Open ralf3u opened 1 year ago
We have postprocessing network for that. See https://alphacephei.com/vosk/models#punctuation-models
We have postprocessing network for that. See https://alphacephei.com/vosk/models#punctuation-models
When I click on on the webpage on the link https://github.com/uhh-lt/vosk-model-tuda-de, then there is a "Page not found".
@ralf3u Many links, many outdated links :-(
But this is not a punctuation / recasing model, the one you might be interested in is named vosk-recasepunc-de-0.21
@svenha
... the one you might be interested in is named vosk-recasepunc-de-0.21
Yes, you are right. Thank you for the hint. When I clicked on the link of https://github.com/alphacep/vosk-api/issues/1204#issuecomment-1321274192, then the headline "Punctuation models" is not visible.

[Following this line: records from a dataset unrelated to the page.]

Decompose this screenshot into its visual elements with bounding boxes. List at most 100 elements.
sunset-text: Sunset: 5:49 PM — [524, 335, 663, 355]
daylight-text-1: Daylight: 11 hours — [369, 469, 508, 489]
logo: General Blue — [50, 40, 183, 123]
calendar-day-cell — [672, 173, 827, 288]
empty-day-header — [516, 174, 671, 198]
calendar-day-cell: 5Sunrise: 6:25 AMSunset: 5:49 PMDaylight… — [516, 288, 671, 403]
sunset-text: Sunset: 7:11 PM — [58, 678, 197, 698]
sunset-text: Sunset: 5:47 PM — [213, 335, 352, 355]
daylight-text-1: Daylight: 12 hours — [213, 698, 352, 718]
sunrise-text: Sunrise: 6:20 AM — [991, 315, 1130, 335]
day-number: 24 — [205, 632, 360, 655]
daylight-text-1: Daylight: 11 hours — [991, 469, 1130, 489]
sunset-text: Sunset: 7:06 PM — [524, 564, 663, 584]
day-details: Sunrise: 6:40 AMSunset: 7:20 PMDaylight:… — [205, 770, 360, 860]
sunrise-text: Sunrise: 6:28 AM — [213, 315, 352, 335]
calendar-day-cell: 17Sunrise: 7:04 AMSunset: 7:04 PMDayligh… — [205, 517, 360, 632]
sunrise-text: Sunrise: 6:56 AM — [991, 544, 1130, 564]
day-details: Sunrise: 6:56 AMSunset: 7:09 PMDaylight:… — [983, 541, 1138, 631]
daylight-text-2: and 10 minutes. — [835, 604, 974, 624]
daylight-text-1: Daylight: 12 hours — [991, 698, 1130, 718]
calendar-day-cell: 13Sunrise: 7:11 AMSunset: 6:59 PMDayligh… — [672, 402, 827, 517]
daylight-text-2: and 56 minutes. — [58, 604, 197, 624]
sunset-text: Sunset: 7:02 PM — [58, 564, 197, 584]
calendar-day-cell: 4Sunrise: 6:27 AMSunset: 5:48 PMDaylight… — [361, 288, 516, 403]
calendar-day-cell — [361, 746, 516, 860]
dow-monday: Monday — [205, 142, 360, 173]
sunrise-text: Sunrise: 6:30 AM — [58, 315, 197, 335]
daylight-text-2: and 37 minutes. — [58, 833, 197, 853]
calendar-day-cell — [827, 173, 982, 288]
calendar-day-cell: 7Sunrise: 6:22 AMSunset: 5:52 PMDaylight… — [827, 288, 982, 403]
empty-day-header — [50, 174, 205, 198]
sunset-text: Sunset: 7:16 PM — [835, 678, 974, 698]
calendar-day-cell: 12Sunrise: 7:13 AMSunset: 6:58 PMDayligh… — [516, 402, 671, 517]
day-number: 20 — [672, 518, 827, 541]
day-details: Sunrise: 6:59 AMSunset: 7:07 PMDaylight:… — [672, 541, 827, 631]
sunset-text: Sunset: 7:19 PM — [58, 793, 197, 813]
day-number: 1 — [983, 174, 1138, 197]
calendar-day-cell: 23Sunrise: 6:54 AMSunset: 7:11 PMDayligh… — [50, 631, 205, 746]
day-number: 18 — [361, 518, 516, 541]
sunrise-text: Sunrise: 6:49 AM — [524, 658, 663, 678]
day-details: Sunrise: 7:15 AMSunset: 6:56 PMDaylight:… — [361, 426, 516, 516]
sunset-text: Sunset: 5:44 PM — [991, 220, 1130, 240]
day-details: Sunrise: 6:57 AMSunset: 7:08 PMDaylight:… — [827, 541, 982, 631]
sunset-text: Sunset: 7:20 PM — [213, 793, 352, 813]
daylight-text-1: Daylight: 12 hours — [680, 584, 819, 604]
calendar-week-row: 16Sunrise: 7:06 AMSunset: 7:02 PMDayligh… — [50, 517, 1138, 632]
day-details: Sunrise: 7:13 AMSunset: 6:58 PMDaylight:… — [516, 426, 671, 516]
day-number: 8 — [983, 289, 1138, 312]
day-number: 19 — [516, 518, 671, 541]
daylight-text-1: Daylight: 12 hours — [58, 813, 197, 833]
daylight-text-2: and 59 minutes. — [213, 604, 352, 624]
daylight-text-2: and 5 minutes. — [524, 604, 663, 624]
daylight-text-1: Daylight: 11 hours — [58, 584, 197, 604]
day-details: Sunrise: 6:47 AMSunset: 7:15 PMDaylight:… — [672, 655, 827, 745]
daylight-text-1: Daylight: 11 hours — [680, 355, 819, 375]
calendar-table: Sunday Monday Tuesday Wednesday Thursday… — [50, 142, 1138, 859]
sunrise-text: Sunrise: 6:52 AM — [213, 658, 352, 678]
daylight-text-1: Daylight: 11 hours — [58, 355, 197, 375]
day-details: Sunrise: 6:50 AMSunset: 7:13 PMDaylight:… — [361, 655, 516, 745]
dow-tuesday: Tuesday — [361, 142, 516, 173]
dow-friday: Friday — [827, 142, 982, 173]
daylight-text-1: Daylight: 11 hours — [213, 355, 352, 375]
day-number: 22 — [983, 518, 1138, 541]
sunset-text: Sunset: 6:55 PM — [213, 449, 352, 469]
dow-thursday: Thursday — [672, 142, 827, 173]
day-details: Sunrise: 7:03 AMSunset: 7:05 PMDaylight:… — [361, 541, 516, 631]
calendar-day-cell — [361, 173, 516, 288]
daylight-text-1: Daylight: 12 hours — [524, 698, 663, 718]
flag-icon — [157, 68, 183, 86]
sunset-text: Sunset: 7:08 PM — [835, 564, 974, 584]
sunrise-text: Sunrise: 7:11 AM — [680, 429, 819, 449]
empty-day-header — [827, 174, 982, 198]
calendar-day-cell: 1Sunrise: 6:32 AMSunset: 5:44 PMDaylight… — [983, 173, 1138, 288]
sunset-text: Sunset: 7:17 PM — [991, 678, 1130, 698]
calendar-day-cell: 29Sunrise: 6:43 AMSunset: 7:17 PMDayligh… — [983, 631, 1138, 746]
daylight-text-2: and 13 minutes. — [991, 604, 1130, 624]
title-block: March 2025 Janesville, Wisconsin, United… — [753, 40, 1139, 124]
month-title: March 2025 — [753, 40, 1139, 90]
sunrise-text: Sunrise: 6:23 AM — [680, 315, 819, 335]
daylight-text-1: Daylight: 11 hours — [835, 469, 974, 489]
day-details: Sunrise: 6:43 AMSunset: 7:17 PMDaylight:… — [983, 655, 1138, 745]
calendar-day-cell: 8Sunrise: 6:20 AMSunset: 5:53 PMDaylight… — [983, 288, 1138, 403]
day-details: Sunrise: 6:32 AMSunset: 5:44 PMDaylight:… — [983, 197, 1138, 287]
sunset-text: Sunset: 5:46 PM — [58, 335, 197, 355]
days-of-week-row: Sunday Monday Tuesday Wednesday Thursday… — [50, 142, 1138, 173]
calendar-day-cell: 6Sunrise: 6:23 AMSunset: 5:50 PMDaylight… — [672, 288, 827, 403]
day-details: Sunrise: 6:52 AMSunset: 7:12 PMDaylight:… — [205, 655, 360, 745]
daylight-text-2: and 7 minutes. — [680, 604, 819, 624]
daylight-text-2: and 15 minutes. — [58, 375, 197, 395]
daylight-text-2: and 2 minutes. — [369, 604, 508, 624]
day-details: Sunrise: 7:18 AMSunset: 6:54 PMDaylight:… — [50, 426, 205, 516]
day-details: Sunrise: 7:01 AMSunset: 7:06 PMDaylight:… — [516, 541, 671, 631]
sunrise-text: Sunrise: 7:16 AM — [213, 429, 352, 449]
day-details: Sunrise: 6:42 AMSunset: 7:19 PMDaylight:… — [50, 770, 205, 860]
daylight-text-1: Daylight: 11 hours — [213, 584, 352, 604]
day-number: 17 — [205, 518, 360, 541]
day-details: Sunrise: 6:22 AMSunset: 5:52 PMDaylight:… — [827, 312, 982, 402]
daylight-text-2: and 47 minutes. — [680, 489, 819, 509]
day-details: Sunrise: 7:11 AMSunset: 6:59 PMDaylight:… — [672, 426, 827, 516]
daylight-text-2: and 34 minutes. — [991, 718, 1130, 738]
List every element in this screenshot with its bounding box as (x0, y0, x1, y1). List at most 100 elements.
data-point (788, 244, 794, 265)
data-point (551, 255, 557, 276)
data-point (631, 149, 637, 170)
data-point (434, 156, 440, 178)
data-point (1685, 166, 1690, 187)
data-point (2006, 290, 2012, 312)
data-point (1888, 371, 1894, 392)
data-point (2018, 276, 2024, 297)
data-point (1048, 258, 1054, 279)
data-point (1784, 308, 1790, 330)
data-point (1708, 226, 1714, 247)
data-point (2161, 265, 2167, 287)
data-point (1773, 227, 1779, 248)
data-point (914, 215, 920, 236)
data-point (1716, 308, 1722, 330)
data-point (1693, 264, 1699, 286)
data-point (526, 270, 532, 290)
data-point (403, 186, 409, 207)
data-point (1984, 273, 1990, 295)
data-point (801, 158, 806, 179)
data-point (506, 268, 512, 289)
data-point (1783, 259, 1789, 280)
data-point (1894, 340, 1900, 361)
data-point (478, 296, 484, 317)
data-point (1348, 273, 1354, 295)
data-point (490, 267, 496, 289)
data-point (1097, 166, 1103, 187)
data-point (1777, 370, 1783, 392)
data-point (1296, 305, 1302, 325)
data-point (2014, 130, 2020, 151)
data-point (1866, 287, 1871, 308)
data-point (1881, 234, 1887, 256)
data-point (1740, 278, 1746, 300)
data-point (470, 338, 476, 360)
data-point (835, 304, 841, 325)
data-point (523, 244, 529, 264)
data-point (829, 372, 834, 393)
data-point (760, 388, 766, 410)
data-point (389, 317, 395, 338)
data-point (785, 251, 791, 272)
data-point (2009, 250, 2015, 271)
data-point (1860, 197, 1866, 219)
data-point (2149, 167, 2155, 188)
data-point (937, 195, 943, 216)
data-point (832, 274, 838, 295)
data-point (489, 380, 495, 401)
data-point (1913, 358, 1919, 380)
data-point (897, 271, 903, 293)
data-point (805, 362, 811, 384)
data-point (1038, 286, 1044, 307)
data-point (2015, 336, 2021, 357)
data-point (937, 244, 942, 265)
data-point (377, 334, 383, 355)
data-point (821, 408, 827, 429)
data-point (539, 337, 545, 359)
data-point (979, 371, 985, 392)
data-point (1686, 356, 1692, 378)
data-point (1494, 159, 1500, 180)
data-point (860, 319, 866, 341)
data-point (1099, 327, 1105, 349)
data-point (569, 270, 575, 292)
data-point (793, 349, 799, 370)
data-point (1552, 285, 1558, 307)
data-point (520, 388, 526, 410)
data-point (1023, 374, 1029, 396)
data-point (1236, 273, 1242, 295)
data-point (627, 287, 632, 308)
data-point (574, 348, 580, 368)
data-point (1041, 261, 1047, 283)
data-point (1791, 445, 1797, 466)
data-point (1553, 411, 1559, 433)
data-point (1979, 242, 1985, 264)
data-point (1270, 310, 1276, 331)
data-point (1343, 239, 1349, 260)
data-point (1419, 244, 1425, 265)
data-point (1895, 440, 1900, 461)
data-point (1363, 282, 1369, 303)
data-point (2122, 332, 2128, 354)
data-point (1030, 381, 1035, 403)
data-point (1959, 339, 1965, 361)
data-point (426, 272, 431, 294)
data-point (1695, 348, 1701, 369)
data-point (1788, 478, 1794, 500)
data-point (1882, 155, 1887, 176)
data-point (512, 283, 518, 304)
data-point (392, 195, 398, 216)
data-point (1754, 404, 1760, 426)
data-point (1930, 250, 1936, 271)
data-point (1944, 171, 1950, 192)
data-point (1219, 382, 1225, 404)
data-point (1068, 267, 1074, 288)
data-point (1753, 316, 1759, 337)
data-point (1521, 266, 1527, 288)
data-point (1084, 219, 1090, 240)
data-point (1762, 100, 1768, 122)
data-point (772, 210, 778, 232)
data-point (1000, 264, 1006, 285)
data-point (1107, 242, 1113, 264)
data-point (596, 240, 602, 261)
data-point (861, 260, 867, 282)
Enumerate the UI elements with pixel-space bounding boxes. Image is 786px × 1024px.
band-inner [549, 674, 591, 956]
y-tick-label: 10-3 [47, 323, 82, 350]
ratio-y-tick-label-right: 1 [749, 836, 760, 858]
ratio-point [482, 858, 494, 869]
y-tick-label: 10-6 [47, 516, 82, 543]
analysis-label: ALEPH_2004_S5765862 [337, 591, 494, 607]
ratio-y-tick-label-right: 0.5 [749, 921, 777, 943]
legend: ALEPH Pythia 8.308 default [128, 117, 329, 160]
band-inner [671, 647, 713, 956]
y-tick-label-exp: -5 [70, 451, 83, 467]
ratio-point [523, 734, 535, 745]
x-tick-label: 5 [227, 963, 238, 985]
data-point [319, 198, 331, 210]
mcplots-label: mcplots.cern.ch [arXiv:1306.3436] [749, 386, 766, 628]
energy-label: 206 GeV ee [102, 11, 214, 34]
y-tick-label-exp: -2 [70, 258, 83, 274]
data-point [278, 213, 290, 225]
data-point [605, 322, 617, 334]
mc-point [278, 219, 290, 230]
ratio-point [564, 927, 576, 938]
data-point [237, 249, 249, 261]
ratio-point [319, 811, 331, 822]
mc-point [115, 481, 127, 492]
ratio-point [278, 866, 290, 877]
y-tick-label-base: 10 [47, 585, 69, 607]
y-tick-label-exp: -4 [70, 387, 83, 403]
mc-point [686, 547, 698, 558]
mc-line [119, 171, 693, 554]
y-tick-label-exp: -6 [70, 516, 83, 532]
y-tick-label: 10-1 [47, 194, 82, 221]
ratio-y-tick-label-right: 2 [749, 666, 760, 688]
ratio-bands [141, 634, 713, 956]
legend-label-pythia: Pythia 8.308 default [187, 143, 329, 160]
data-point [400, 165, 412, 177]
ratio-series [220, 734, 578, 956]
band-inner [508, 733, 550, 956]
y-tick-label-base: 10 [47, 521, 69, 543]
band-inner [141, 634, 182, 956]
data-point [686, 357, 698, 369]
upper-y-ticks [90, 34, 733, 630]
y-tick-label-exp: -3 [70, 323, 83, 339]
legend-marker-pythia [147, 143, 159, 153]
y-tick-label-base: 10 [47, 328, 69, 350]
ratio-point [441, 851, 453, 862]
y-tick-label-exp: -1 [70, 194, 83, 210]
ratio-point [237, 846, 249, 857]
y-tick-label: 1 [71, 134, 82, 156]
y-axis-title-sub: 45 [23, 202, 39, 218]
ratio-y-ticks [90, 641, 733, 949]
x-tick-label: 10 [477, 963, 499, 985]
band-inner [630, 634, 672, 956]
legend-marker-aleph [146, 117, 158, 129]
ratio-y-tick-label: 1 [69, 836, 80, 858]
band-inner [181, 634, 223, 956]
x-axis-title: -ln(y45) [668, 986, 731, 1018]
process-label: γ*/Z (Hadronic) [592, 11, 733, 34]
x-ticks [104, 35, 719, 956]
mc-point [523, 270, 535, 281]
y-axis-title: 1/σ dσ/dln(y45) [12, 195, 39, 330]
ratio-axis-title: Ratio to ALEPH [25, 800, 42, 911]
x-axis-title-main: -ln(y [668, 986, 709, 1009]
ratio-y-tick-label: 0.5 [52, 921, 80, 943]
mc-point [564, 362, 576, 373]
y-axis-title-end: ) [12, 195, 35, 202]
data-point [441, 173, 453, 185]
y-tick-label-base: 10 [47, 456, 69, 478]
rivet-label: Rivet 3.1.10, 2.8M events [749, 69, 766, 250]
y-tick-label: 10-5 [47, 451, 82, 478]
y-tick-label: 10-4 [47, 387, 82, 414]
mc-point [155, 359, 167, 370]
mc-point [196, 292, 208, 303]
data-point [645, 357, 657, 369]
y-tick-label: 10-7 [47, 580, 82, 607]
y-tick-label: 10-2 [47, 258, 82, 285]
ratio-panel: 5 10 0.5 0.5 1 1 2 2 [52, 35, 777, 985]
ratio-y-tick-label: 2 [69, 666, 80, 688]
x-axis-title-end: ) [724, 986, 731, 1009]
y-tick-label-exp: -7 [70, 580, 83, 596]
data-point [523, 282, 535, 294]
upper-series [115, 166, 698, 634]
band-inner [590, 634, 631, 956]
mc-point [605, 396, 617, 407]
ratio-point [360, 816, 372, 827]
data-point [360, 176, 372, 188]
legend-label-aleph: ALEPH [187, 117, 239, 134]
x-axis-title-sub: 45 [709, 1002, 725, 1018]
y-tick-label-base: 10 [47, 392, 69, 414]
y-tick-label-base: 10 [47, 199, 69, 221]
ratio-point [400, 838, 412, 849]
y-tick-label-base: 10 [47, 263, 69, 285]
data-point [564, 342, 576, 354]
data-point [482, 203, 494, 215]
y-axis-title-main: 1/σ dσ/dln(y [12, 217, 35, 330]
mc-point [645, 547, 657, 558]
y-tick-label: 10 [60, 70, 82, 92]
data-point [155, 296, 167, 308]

I didn't see it because it is hidden. Just try yourself. I think it would be good to move the anchor more upwards on the webpage, so that the headline is visible.
"For punctuation and case restoration ...". What does that mean?
Does that mean, that if I say colon it will write :
?
Does that mean that words which starts with a capital letter will be respected?
@nshmyrev
We have postprocessing network for that.
I don't understand "postprocessing network". So first I do the normal Model list, and then afterwards I do Punctuation models?
Model list
English: default: does not respect capital letters vosk-model-en-us-0.22: does not respect capital letters vosk-model-en-us-0.42-gigaspeech: does not respect capital letters
German: vosk-model-de-0.21: does not respect capital letters vosk-model-de-tuda-0.6-900k: does respect capital letters (see also https://github.com/alphacep/vosk-api/issues/1208).
So, the English models from above don't respect capital letters, but the German model vosk-model-de-tuda-0.6-900k does respect capital letters.
Some words in English start with a capital letter, like Monday or January. Vosk does not respect this at the moment. In the German language there are many words that start with a capital letter, what means that a lot of corrections are necessary.
Is there not the possibility to check automatically the text with a dictionary before Vosk will output the text in a text-document, so that the capital letter of some words are respected?